Atatürk’ü sevmeyen beni niye sevsin? Dünya tarihinde hayranlık ötesinde önder kabul edip örnek aldığım tek kişi, Atatürk’tür. Dehasına, birikimine elbette erişemem. Ama gösterdiği yolda giderim. O nasıl her olasılığı değerlendirdikten, herkesi dinledikten sonra verdiği kararı artık kimseyi dinlemeden, bedelini ödemeyi göze aldığı eşsiz bir cesaret, özgüven ve az rastlanır bir özveriyle verip kazandıysa; ben de küçük dünyamda, tabii ki onunkiyle ölçülemeyecek önemsizlikteki yolumda aynı kararlılığı gösteririm. Başarırım, başarmam, doğru yaparım, yanlış yaparım, bedelini öderim; ama kellemi verir, taviz vermem. Şimdi böyle sivri bir kişilik olup Atatürk kadar başarılı ve büyük olmamanın elbette dezavantajları oluyor (burada okurlardan gülümseme bekliyorum). Aslında Türkiye’de mesleğinde sivrilen pek çok gazeteci yazarın kaderini paylaşıyorum. Yılmaz Özdil, Uğur Dündar, Soner Yalçın ve vb. gibi benim de çok sevmeyenim, çok düşmanım var. Birinci grup çok kalabalık. Aynı kalabalık Atatürk düşmanı. Dolayısıyla ne mutlu, bana! 

- İkinci grup kim?

İkinci grup, hedef aldıklarım  ve hedef aldıklarımın çevresi. Eh onlar da ya «yetmez ama evet»çi ya da onların hazımsız, çünkü yarı aydın çevresi. Ortak özellikleri, küresel politikanın herkesi aynı potada eritmeyi, dolayısıyla başarılıyı başarısızla, zekiyi aptalla, cahili bilgiliyle aynı tutup kaliteyi aşağı çekmeyi hedefleyen «politically correct» bekçileri olmaları. Cahile cahil, çirkine çirkin dediğim için hop oturup hop kalkıyorlar. Aslında kendileri üniformal rendelik görevi üstlenmiş, küresel politikanın yarattığı tek tip kişiler. Özgün olamadıkları için özgüne düşmanlar. Eh bunların da düşmanlığı vız gelip tırıs gidiyor, doğrusu. Sen beni bilirsin. Mütevazı bir gelirle yaşarım. Ama çok zenginim! Dost zenginiyim. Sevenlerim, sevmeyenlerden kat ben kat fazla. Ağabeyim İlhan Selçuk haklı çıktı, kendisini minnetle anıyorum. İlk kitabım Gülün Öteki Adı’nın önsözünü İlhan Selçuk yazdı. Ve önsözü teslim ederken, “Minecim, bir gün bu ülkede çaldığında açılacak, seni bağrına basacak en az 50 bin dost kapısı olacak. Bu büyük bir güçtür gerisine aldırma” dedi. Beni severdi. Ne öngörmüştü, bilmiyorum. Ama bugün, çaldığımda açılan pek çok dost kapısı var. Gerisi umurumda değil.    

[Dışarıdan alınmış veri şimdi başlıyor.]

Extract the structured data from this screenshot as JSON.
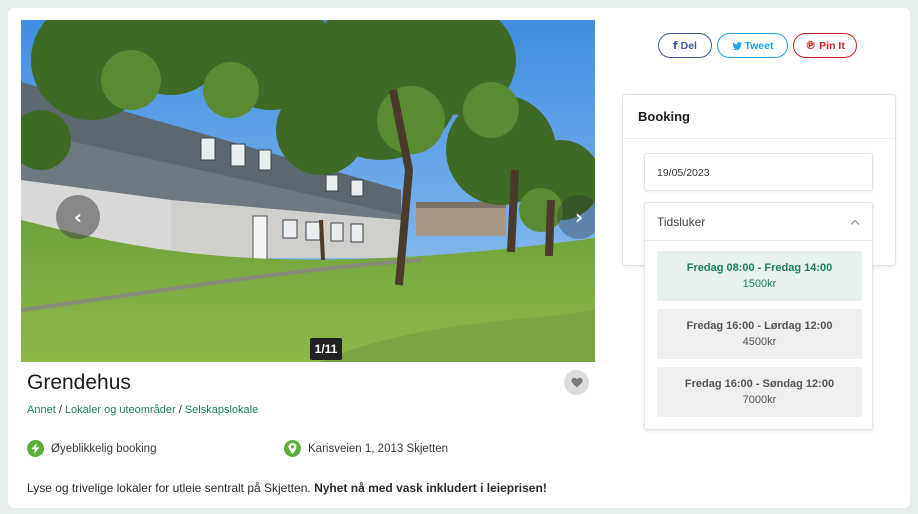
{
  "gallery": {
    "counter": "1/11",
    "prev_glyph": "‹",
    "next_glyph": "›"
  },
  "share": {
    "facebook": "Del",
    "twitter": "Tweet",
    "pinterest": "Pin It"
  },
  "listing": {
    "title": "Grendehus",
    "breadcrumb": [
      "Annet",
      "Lokaler og uteområder",
      "Selskapslokale"
    ],
    "features": [
      {
        "icon": "lightning-icon",
        "label": "Øyeblikkelig booking"
      },
      {
        "icon": "location-pin-icon",
        "label": "Karisveien 1, 2013 Skjetten"
      }
    ],
    "description": "Lyse og trivelige lokaler for utleie sentralt på Skjetten.",
    "description_bold": "Nyhet nå med vask inkludert i leieprisen!"
  },
  "booking": {
    "title": "Booking",
    "date": "19/05/2023",
    "timeslots_label": "Tidsluker",
    "timeslots": [
      {
        "when": "Fredag 08:00 - Fredag 14:00",
        "price": "1500kr",
        "selected": true
      },
      {
        "when": "Fredag 16:00 - Lørdag 12:00",
        "price": "4500kr",
        "selected": false
      },
      {
        "when": "Fredag 16:00 - Søndag 12:00",
        "price": "7000kr",
        "selected": false
      }
    ]
  },
  "colors": {
    "accent_green": "#1a7f5e",
    "icon_green": "#5cae3c",
    "facebook": "#3b5998",
    "twitter": "#1da1f2",
    "pinterest": "#cb2027"
  }
}
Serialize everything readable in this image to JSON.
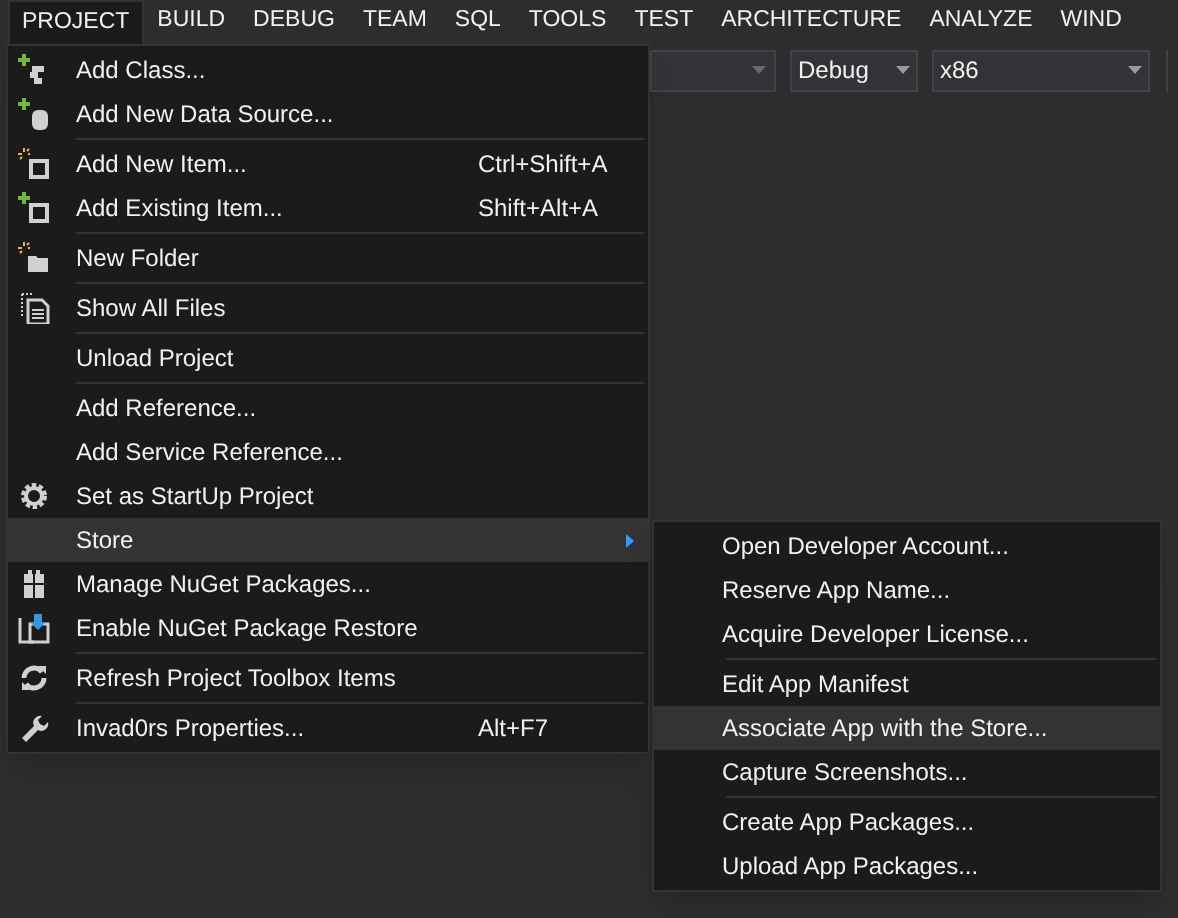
{
  "menubar": [
    {
      "label": "PROJECT",
      "selected": true
    },
    {
      "label": "BUILD",
      "selected": false
    },
    {
      "label": "DEBUG",
      "selected": false
    },
    {
      "label": "TEAM",
      "selected": false
    },
    {
      "label": "SQL",
      "selected": false
    },
    {
      "label": "TOOLS",
      "selected": false
    },
    {
      "label": "TEST",
      "selected": false
    },
    {
      "label": "ARCHITECTURE",
      "selected": false
    },
    {
      "label": "ANALYZE",
      "selected": false
    },
    {
      "label": "WIND",
      "selected": false
    }
  ],
  "toolbar": {
    "dropdowns": [
      {
        "value": "Debug"
      },
      {
        "value": "x86"
      }
    ]
  },
  "project_menu": [
    {
      "kind": "item",
      "label": "Add Class...",
      "selected": false
    },
    {
      "kind": "item",
      "label": "Add New Data Source...",
      "selected": false
    },
    {
      "kind": "separator"
    },
    {
      "kind": "item",
      "label": "Add New Item...",
      "shortcut": "Ctrl+Shift+A",
      "selected": false
    },
    {
      "kind": "item",
      "label": "Add Existing Item...",
      "shortcut": "Shift+Alt+A",
      "selected": false
    },
    {
      "kind": "separator"
    },
    {
      "kind": "item",
      "label": "New Folder",
      "selected": false
    },
    {
      "kind": "separator"
    },
    {
      "kind": "item",
      "label": "Show All Files",
      "selected": false
    },
    {
      "kind": "separator"
    },
    {
      "kind": "item",
      "label": "Unload Project",
      "selected": false
    },
    {
      "kind": "separator"
    },
    {
      "kind": "item",
      "label": "Add Reference...",
      "selected": false
    },
    {
      "kind": "item",
      "label": "Add Service Reference...",
      "selected": false
    },
    {
      "kind": "item",
      "label": "Set as StartUp Project",
      "selected": false
    },
    {
      "kind": "submenu",
      "label": "Store",
      "selected": true
    },
    {
      "kind": "item",
      "label": "Manage NuGet Packages...",
      "selected": false
    },
    {
      "kind": "item",
      "label": "Enable NuGet Package Restore",
      "selected": false
    },
    {
      "kind": "separator"
    },
    {
      "kind": "item",
      "label": "Refresh Project Toolbox Items",
      "selected": false
    },
    {
      "kind": "separator"
    },
    {
      "kind": "item",
      "label": "Invad0rs Properties...",
      "shortcut": "Alt+F7",
      "selected": false
    }
  ],
  "store_submenu": [
    {
      "kind": "item",
      "label": "Open Developer Account...",
      "selected": false
    },
    {
      "kind": "item",
      "label": "Reserve App Name...",
      "selected": false
    },
    {
      "kind": "item",
      "label": "Acquire Developer License...",
      "selected": false
    },
    {
      "kind": "separator"
    },
    {
      "kind": "item",
      "label": "Edit App Manifest",
      "selected": false
    },
    {
      "kind": "item",
      "label": "Associate App with the Store...",
      "selected": true
    },
    {
      "kind": "item",
      "label": "Capture Screenshots...",
      "selected": false
    },
    {
      "kind": "separator"
    },
    {
      "kind": "item",
      "label": "Create App Packages...",
      "selected": false
    },
    {
      "kind": "item",
      "label": "Upload App Packages...",
      "selected": false
    }
  ]
}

- “Lince alışkındım” diyorsun, insan lince nasıl alışır?

Suç oluşturmayan bir eleştiri yazmışım, mizahi bir yorum yapmışım. Binlerce kişi küfür, hakaret, emniyete ihbarlar, hatta savcılıkta reddedileceği belli maydanoz davalarla falan üstüme geliyor. Son derece ölçülü, ama elbette komik ya da vurucu lafıma hep belden aşağı, yani aslında verilecek cevabı olmayanların küfürlerle karşılık verdiğini görünce artık etkilenmemeye başladım, linçlerden. Tehditleri tabii ki ciddiye alıyorum, gerekeni de yasal çerçevede yapıyorum. Ölüm tehdidi gönderen birini özel takiple deşifre etmiş, Frankfurt polisine şikayet etmiş ve sonuç almışlığım da var. Boşvermiyorum. Ama Türkiye’de yaşıyor ve yazıyorsan, üstelik sivri dilliysen, lince de alışıyor, aldırmaz oluyorsun, işte. Hatta yararı bile dokunuyor bazen: Twitter hesabım, Melih Gökçek beslemesi olduğu anlaşılan korsan grubu tarafından ele geçirilip geri alındıktan sonra «verified» simgesi kazandı. Başka bir deyişle, linçlerden ezilerek değil güçlenerek çıktığım bile söylenebilir.     

Fotoğraflar: Kaan Sağanak

- Korku eşiğin nerede başlıyor?

Cesaret nedir biliyor musun? Korkuya rağmen savunduğun kalenin, fikrin, ilkenin arkasında durabilmektir cesaret. Asıl sorun korku değil, ürkeklik. Ürkekler çabuk ve kolay korkutulur. İşte bu anlamda, tabii ki ürkek değilim. Gerçekten korkmak gerektiğinde korkarım, ama korktu, döndü dedirtmek, beni daha çok yıkar. Dolayısıyla belli etmem, tehlikeyi göze alır ve yoluma devam ederim. Bu benim hem en güçlü, hem de en zayıf, aslında aptal yanım. Aptalca cesaret gösterdiğim zamanlar da var ve bedelini ağır ödedim. 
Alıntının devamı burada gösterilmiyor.